I love my bike rollers and I have been known to ride the rollers on rainy summer days in order to avoid the extra work of having to wash bikes. That said I am glad that my job requires that I travel to warmer climates a couple of times over the winter and have a break from the daily garage roller derby. As the days shorten and the weather gets colder rollers, trainers and (hopefully) outdoor rides all have a place in our training schedule during the coming months. What I hope to do with this brief article is to help readers break up the monotony of winter training while helping to maintain the quality of on-the-bike training since this is the time of year that races are won, upgrade points are scored and goals are met.
- Early morning dual rides: If you’re one of those athletes that like to get your workouts in early in the day, a later sunrise doesn’t necessarily mean having to do your entire workout indoors. Scheduling your ride to start 15 – 30 minutes prior to a safe amount light to ride outside is perfect timing. Prep your bike, clothing, bottles and rollers the night before, and then set up the rollers on the porch or just inside the open garage door for the first part of your morning ride. Getting your early morning workout started on the rollers this way will allow you to be fully dressed to ride outside (without overheating), and get a quality warm up that wakes up and engages not just your legs and cardiovascular system but also your core and neuromuscular system (See Coach Greg Mueller’s earlier post on this blog for more detail) . This will help you get the most quality out of the remainder of your ride.
- Reverse Option #1 from above if you prefer to ride in the late afternoon or evening. Start your ride outside and get your quality work done in the late day sun. Then arrive home for you cool down on the rollers. To double up on the effectiveness of your roller cool down, have a bottle of recovery drink ready to go and sip that while you spin your legs out.
- When you are stuck inside different training sessions may require different training tools. For skill work, neuromuscular training, aerobic efforts and even lactate threshold work (make sure that you work up to this skill level) rollers are great. However, if your training calls for high end time trial efforts or VO2 max intervals (basically any type of interval where you are crossed and breathing through your ears upon finishing), these are best done on a trainer or rollers with a fork mount to ensure both safety and quality.
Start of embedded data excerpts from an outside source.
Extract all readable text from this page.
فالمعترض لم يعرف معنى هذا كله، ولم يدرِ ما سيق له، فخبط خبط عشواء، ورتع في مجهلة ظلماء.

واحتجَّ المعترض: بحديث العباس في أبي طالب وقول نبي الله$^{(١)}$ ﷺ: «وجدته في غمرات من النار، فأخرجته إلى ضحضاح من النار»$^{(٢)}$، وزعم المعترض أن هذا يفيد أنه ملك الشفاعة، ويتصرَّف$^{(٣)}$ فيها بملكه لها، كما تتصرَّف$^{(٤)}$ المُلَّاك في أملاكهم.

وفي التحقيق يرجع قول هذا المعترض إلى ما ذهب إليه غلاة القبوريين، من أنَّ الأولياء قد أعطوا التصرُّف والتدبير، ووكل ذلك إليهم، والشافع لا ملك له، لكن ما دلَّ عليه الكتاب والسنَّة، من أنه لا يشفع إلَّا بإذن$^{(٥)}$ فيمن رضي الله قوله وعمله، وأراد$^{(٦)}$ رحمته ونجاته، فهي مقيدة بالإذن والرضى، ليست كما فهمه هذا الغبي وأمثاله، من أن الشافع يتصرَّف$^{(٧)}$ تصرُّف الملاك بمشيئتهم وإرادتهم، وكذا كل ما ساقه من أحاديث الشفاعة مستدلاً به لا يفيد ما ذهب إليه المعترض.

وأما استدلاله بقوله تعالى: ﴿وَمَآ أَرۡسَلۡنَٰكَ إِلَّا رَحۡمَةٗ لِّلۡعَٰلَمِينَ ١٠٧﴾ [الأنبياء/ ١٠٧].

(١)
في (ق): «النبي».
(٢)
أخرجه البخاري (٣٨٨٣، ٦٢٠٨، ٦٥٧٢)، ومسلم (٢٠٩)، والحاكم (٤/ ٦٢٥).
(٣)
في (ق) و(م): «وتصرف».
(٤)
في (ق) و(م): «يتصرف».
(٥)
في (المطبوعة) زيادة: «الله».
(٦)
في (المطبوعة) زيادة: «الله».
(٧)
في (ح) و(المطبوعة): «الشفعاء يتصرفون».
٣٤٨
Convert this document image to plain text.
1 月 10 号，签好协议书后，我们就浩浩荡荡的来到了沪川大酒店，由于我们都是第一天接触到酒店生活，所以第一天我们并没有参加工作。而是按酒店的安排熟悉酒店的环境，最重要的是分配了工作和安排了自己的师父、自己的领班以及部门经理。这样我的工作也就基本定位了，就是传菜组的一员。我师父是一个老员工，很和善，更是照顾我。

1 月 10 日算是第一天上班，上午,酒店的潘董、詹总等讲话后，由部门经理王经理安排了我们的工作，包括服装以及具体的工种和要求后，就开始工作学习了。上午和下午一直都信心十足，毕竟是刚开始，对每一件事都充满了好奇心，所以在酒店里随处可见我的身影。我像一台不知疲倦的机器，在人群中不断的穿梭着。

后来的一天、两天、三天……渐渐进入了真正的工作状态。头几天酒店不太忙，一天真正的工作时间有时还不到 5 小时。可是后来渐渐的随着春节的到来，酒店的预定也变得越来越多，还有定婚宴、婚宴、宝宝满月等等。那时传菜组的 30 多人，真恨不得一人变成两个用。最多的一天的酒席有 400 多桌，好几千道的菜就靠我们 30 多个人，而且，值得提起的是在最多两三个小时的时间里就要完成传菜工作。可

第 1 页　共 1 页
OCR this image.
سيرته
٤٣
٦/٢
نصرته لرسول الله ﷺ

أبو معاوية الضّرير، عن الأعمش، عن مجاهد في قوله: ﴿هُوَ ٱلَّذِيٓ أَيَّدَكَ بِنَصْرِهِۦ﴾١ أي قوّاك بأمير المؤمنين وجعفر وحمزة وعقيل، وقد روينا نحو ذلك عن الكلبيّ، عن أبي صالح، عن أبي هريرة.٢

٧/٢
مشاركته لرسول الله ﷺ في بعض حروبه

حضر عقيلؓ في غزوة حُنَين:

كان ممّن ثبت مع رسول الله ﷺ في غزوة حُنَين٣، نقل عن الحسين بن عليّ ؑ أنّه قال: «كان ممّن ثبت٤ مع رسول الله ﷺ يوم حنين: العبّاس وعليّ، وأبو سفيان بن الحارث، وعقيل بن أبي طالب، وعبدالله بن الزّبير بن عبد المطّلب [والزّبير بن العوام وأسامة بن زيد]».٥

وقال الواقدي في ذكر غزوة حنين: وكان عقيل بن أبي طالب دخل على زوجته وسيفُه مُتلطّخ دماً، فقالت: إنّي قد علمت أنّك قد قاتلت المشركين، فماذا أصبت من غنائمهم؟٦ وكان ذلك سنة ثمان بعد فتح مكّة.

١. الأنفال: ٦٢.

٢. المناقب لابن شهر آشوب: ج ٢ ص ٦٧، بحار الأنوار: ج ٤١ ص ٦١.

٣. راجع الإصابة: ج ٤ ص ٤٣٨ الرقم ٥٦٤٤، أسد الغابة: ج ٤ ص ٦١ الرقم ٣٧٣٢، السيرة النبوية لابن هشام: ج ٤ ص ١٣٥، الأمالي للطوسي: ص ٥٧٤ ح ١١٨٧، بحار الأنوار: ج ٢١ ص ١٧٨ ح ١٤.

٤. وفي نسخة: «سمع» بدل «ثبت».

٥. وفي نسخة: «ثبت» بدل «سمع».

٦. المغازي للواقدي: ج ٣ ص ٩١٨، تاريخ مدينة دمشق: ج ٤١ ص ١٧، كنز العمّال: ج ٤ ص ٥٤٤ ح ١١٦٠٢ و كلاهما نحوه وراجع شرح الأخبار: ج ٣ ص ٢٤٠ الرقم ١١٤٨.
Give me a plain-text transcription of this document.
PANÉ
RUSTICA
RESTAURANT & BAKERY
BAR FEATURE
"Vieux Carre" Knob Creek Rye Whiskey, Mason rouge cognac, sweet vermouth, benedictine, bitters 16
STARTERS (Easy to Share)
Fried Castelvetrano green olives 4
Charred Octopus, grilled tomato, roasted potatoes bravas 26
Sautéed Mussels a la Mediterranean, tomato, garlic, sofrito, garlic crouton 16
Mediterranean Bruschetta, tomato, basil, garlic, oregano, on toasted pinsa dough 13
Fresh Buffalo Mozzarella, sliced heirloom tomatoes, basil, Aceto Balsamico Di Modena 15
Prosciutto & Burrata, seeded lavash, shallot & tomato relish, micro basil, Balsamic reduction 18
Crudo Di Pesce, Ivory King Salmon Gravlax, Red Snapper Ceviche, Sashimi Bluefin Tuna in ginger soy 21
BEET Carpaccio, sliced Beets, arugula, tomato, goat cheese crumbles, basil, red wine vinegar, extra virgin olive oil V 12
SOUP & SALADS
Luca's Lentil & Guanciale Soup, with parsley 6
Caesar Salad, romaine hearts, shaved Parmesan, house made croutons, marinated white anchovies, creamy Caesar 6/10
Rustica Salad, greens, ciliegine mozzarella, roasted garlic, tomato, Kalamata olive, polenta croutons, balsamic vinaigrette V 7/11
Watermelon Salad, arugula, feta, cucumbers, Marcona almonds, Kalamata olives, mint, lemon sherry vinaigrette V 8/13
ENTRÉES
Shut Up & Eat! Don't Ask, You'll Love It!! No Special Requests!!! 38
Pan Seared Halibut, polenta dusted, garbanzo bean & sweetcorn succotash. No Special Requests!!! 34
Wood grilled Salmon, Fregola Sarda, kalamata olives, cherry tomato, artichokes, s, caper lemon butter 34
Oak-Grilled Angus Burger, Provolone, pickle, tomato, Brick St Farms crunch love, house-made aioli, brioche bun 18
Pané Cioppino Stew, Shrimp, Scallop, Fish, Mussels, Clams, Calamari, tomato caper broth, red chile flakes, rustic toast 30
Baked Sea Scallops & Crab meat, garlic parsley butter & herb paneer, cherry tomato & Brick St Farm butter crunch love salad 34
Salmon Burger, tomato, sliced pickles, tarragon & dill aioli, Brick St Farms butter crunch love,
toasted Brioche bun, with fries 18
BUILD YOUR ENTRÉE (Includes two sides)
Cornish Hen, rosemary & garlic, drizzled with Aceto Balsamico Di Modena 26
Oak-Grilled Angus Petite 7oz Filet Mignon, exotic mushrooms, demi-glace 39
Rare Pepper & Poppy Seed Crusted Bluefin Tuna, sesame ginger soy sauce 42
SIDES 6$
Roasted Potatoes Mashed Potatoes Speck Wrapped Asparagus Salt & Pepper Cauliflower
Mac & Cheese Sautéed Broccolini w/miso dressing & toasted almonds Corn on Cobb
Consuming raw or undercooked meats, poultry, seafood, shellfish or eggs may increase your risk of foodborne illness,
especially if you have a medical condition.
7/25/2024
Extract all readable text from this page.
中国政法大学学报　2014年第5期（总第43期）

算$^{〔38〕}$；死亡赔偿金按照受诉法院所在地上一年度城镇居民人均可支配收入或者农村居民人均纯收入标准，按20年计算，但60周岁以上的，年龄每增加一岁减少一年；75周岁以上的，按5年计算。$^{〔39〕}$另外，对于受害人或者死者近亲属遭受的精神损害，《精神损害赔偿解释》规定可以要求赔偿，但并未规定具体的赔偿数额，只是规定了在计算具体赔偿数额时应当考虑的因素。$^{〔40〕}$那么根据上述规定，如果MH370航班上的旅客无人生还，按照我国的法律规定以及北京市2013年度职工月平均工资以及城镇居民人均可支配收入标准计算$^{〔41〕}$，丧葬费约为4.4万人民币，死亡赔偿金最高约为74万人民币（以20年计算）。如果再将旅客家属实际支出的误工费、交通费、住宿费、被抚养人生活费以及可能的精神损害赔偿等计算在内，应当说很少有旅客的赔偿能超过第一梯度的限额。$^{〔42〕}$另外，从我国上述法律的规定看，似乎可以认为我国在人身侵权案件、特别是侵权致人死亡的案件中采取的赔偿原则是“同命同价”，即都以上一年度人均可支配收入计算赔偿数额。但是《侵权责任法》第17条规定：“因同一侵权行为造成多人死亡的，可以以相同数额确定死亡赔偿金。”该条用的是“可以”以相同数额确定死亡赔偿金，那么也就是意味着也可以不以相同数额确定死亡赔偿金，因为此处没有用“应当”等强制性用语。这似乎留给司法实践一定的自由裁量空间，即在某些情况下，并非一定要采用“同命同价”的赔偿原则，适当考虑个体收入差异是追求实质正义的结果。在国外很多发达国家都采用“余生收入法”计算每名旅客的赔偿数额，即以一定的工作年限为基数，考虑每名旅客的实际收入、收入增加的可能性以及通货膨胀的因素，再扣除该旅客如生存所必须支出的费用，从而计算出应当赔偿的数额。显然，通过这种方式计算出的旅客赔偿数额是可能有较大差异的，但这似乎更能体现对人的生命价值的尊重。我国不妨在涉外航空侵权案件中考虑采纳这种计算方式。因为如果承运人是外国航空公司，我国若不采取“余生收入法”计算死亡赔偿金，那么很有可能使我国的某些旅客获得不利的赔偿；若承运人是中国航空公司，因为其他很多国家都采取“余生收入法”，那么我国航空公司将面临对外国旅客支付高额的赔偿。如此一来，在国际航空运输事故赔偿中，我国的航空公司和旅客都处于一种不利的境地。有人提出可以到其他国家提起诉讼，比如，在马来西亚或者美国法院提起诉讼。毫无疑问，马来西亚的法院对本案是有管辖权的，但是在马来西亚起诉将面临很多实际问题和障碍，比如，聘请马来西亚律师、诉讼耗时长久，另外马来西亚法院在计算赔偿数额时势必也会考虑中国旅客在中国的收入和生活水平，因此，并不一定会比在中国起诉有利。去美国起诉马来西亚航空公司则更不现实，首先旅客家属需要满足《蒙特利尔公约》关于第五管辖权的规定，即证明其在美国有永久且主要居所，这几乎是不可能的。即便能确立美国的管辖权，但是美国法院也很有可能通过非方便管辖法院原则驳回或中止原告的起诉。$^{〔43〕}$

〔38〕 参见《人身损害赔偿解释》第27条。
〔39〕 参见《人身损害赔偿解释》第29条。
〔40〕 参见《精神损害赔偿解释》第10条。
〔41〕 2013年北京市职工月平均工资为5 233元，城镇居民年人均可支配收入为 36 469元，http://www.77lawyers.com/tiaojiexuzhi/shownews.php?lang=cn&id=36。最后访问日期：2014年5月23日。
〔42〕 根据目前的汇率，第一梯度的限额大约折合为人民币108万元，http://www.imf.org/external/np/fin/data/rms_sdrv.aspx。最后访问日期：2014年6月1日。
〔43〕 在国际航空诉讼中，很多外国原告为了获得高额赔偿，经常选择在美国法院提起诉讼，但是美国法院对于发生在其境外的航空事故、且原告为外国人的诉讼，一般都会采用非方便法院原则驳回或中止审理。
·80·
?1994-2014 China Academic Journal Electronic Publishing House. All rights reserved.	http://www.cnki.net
- If you are really motivated and have enough equipment, performing your warm up for your high end efforts mentioned in point number 3, on the rollers has the potential to produce better results. Just as I mentioned in point number 1, you’ll be hitting the high quality portion of your workout with all the physical tools of your body ready to perform at a high level.
- Stay focused on being a cycling athlete by watching and listening to the right things. Instead of dissociating with what is going on by watching movies or listening to music, stay connected to what you are doing watch sport specific footage (bike races or triathlon) and keep the music volume low enough to hear yourself breathing. Dr. Robert Chapman at the University of Indiana is finding that while athletes who dissociate through music have lower perceived exertion, athletes who can hear themselves breathing appear to be better at pacing their efforts consistently.